The South painted itself into an epistemological corner. Their society was constructed on this one, ossified institution, and there was no wiggle room to even try and save the society itself:
“Victory itself would be robbed of its glory if shared with the slaves,” said a Mississippi congressmen.
or
“If Slaves will make good soldiers, our whole theory of slavery is wrong.”
This moment is so important for disproving “The Lost Cause” narrative. It shows how deeply ingrained the institution was in their culture and purpose for fighting the war:
Senator Louis Wigfall of Texas “wanted to live in no country in which the man who blacked his boots and curried his horse was his equal.”
These people openly admitted that they would rather lose the war than lose their way of life. That’s how important the institution of slavery was to them:
“If such a terrible calamity were to befall us, we infinitely prefer that Lincoln shall be the instrument of disaster and degradation, than that we ourselves should strike the cowardly and suicidal blow.” – Lynchburg Republican Newspaper.
[CONCLUSION]
No quote can better put to rest the “The Lost Cause” narrative than this one. In regards to the question of black soldiers earning freedom in the south, this North Carolina newspaper reported:
“It is abolition doctrine…the very doctrine the war was commenced to put down,”

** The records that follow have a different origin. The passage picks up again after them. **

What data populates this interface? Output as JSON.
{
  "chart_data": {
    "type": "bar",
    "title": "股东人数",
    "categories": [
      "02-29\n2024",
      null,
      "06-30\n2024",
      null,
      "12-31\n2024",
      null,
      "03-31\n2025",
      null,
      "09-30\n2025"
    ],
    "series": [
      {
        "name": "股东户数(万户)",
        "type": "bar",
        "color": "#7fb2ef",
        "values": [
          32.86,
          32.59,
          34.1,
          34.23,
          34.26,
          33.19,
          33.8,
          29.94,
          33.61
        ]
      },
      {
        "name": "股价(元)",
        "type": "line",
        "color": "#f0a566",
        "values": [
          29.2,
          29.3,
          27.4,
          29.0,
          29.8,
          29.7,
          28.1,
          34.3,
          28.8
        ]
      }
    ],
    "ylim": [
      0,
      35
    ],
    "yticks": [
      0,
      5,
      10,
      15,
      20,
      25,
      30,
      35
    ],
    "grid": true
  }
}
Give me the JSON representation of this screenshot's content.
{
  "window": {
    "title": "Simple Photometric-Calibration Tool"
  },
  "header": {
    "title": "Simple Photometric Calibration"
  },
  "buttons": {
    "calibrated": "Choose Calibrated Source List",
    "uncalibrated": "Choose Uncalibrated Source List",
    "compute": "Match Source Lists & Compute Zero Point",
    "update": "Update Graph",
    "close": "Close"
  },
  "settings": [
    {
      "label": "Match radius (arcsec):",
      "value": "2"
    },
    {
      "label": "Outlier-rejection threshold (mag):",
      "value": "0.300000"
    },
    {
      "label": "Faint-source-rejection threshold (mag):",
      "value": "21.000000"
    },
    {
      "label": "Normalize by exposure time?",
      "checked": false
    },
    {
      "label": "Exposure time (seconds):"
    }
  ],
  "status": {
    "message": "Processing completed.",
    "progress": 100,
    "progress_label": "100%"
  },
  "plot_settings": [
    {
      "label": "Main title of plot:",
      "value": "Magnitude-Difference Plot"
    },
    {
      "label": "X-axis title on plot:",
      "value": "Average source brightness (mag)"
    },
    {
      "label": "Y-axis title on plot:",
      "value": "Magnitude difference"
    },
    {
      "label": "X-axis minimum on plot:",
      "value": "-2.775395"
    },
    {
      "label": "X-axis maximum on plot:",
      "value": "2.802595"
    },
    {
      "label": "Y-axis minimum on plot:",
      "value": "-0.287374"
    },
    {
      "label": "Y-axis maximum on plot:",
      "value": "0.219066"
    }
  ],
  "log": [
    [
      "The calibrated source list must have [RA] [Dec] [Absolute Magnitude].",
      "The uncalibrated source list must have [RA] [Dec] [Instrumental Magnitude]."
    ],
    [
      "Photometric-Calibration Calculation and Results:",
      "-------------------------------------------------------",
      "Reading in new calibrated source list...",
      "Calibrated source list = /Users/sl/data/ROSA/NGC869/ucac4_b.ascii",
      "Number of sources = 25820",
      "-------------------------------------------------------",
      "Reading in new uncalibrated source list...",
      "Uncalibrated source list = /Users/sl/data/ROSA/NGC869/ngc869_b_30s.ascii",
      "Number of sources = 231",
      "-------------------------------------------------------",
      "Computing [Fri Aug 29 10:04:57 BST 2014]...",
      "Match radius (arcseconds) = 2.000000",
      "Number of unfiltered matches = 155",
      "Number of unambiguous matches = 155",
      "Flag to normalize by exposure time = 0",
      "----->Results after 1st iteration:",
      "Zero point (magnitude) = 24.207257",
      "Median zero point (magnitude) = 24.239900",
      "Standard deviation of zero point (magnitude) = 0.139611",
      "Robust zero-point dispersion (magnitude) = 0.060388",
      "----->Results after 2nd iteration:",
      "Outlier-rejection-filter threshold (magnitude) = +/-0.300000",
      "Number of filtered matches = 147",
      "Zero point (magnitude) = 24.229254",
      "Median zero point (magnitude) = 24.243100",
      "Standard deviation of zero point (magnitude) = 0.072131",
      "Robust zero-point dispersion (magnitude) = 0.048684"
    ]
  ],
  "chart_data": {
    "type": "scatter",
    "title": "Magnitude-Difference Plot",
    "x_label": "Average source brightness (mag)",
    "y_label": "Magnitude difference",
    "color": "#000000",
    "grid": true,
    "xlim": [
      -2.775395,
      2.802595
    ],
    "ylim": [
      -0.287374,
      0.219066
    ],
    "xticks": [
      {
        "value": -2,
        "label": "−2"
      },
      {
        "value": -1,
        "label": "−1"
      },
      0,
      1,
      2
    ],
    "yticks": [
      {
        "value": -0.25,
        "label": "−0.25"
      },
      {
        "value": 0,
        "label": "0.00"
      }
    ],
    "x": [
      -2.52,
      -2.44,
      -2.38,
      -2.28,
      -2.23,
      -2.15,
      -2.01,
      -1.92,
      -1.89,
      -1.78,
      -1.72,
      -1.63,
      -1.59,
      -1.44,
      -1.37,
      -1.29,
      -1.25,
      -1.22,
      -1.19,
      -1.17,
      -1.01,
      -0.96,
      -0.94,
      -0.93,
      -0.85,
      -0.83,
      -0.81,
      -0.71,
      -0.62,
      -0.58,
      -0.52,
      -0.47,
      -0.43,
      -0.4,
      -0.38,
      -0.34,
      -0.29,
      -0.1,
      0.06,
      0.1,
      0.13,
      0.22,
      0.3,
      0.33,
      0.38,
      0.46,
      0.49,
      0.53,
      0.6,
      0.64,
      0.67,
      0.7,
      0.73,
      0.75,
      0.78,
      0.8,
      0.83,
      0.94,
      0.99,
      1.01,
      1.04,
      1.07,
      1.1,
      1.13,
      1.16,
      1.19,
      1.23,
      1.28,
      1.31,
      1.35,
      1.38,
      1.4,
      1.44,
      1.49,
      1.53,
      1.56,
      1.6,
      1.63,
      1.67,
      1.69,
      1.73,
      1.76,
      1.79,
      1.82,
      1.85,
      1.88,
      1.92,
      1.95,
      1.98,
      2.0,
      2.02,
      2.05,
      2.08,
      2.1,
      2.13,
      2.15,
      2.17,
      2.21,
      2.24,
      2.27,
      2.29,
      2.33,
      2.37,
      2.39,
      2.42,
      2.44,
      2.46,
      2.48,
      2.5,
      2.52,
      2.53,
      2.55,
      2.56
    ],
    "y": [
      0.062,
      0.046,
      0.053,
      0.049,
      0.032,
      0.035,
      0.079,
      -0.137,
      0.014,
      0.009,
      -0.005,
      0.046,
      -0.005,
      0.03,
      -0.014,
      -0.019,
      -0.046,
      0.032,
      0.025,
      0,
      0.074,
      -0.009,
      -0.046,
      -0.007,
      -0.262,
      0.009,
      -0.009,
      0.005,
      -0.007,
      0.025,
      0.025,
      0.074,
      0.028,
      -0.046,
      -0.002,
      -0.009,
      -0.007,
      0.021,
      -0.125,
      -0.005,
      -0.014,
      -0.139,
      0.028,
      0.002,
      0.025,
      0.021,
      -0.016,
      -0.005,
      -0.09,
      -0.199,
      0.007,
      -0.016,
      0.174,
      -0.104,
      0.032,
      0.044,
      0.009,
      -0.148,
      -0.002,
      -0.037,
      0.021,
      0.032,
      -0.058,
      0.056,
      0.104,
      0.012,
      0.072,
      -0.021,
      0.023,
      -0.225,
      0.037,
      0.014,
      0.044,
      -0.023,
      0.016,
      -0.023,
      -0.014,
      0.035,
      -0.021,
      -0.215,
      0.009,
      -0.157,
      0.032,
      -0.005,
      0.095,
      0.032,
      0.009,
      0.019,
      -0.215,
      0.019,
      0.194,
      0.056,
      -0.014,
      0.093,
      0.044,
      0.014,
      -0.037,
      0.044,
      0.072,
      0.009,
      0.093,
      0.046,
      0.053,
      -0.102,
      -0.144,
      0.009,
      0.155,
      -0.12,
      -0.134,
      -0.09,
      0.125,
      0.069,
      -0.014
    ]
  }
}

It’s out in the open for all to see. All you have to do is read it, and I can’t think of a better book to understand it than this.
Rating:
Other People’s Takes:
- Books and Boots: “It takes some time to explain why such a large, rich, bustling, vibrant nation managed to tear itself to pieces and descend, in many places, into violent anarchy. Battle Cry of Freedom is a very long book because it needs to be – but it never ceases to be completely absorbing and continually illuminating.”
- What I’m Reading Now: “The two decades since this Pulitzer Prize-winning history were written have only confirmed McPherson’s sagacity. The book blends a thorough understanding of the economic and political underpinnings of the war with insightful descriptions of military campaigns.”
- Faith and History: “Winner of the Pulitzer Prize, the book combined gripping prose with scholarly insight, a sense of wonder, and responsible moral engagement. It’s a tour de force.